In empowering leadership roles, global non-profit organizations are working to bring the Earth back to a healthy, balanced state. The non-profits are educating on the current scenario, working to stop plastic pollution, creating new manufacturing paradigms, and much more. Below are several examples:

  • 5 Gyres continues to educate on the magnitude of plastic pollution in our oceans and beyond. 
  • The Plastic Pollution Coalition works diligently to stop the deluge of plastic pollution with campaigns to eradicate single-use plastic consumption.
  • The Ellen MacArthur Foundation's New Plastic Economy intends to transform manufacturing design and protocol via two new industry standards: 1> products are made of 100% post-consumer recycled materials and 2> products are designed for reuse with company-sponsored programs making reuse simple, easy, and convenient for the consumer.
Plastics gifted humanity with an evolution of manufacturing, farming and information technology. Life on planet Earth is much more comfortable and abundant from the benefit of these innovations. 

Yet plastic pollution and its devastating ramifications threaten humanity's ability to continue as the Earth's dominant species. The seemingly magical gift of plastic came with a double-edged sword filled with the potential to destroy life as it is currently known on Earth. Negligent human action is responsible for a majority of the plastic pollution choking the Earth's life force.

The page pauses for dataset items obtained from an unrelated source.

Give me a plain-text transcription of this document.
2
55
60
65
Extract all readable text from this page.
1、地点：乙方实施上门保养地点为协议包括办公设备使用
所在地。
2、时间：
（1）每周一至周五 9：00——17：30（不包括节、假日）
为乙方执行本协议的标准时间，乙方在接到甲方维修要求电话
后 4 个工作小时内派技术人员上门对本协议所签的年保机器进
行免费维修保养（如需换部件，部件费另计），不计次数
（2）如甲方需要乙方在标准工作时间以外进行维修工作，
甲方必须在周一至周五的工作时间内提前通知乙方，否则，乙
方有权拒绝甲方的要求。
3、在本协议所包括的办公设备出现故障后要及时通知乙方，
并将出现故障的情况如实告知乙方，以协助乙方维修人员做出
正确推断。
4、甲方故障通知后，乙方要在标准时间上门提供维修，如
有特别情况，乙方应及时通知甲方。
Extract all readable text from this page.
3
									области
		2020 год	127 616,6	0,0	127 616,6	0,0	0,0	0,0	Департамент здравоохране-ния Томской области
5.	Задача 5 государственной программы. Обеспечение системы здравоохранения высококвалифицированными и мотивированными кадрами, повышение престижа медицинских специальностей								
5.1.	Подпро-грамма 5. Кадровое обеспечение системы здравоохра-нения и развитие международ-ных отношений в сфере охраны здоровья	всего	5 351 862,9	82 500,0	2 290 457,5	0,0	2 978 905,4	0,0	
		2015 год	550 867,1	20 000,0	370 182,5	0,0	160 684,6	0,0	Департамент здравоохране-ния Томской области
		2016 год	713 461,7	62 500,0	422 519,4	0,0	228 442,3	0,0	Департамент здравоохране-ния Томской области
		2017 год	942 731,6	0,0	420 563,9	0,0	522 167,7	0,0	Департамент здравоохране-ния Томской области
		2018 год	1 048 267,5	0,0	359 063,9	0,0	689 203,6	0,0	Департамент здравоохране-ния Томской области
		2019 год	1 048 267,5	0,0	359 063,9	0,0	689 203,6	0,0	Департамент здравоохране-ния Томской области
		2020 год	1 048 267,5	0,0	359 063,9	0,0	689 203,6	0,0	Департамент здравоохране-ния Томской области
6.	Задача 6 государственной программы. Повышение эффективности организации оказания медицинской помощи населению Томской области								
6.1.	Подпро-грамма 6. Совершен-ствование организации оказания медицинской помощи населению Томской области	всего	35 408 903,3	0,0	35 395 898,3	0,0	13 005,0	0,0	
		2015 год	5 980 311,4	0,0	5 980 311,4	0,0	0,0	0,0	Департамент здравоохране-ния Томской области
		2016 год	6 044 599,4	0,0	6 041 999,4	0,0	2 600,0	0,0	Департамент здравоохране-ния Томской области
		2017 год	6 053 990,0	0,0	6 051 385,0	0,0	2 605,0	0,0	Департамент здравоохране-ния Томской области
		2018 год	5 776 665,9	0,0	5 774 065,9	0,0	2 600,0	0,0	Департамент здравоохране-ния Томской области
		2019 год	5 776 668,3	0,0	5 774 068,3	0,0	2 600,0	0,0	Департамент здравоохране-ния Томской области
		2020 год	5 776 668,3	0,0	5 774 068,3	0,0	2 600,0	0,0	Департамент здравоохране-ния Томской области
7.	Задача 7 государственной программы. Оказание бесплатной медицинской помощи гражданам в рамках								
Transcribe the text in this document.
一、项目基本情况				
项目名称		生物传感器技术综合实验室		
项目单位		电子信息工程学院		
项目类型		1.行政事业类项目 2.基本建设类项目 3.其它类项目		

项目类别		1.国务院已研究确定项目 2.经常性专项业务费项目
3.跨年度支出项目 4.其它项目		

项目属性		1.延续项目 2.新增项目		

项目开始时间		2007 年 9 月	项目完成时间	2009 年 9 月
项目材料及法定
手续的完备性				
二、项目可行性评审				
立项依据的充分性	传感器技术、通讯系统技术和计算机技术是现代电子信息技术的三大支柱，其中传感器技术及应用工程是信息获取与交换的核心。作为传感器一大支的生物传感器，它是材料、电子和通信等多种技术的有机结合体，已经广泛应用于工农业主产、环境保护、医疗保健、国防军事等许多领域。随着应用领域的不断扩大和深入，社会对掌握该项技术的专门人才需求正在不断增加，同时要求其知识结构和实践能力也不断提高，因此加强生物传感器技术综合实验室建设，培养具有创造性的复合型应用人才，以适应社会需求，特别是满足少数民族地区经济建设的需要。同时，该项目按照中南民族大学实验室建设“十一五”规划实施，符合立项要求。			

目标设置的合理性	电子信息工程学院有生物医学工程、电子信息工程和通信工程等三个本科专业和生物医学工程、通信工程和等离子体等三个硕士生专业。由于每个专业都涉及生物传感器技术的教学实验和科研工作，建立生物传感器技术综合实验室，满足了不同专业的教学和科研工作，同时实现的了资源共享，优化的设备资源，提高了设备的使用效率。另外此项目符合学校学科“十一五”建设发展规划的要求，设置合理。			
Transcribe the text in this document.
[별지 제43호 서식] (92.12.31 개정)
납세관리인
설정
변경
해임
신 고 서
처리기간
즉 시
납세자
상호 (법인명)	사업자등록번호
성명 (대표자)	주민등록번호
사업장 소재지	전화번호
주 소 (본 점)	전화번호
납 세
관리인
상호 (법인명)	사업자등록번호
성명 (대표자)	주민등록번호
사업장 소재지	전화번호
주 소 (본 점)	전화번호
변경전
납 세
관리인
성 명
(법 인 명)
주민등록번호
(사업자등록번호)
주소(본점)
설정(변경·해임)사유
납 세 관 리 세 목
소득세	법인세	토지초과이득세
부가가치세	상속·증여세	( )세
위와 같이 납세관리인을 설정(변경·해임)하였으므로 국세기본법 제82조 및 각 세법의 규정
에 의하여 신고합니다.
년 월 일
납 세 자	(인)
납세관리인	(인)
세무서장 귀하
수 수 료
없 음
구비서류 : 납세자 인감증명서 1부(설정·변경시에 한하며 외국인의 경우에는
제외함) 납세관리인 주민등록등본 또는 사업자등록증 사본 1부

It is time to shift perspectives from human-focused to life-focused and let the Earth show us how to heal the damage inflicted. Answers will come to those who live and take action from the heart.


Resources | Definitions:
(1) The Science History Institute article, The History and Future of Plastics, served as a primary resource for the Plastic: history section.
(2) The Science History Institute article, Celluloid: The Eternal Substitute, served as the primary resource for the Celluloid subsection.
(3) Hadal environments refer to the deepest depths of the oceans within oceanic trenches. The name is derived from Greek mythology where Hades is the Underworld.
(4) Colloidal refers to items of a small size that are floating in a medium of one of three substances: a solid, a liquid, or a gas. Colloidal particles can be suspended in a substance just like their own make-up or a different substance with the exception of gases. Source: www.whatiscolloidal.com
(5) The June 2017 Science Direct research paper Biodegradation of polyester polyurethane by Aspergillus tubingensis documents laboratory experiments with the plastic-feeding fungus.
(6) The amphipod image is courtesy of the Microplastics and synthetic particles ingested by deep-sea amphipods in six of the deepest marine ecosystems on Earth research article published by The Royal Society Publishing.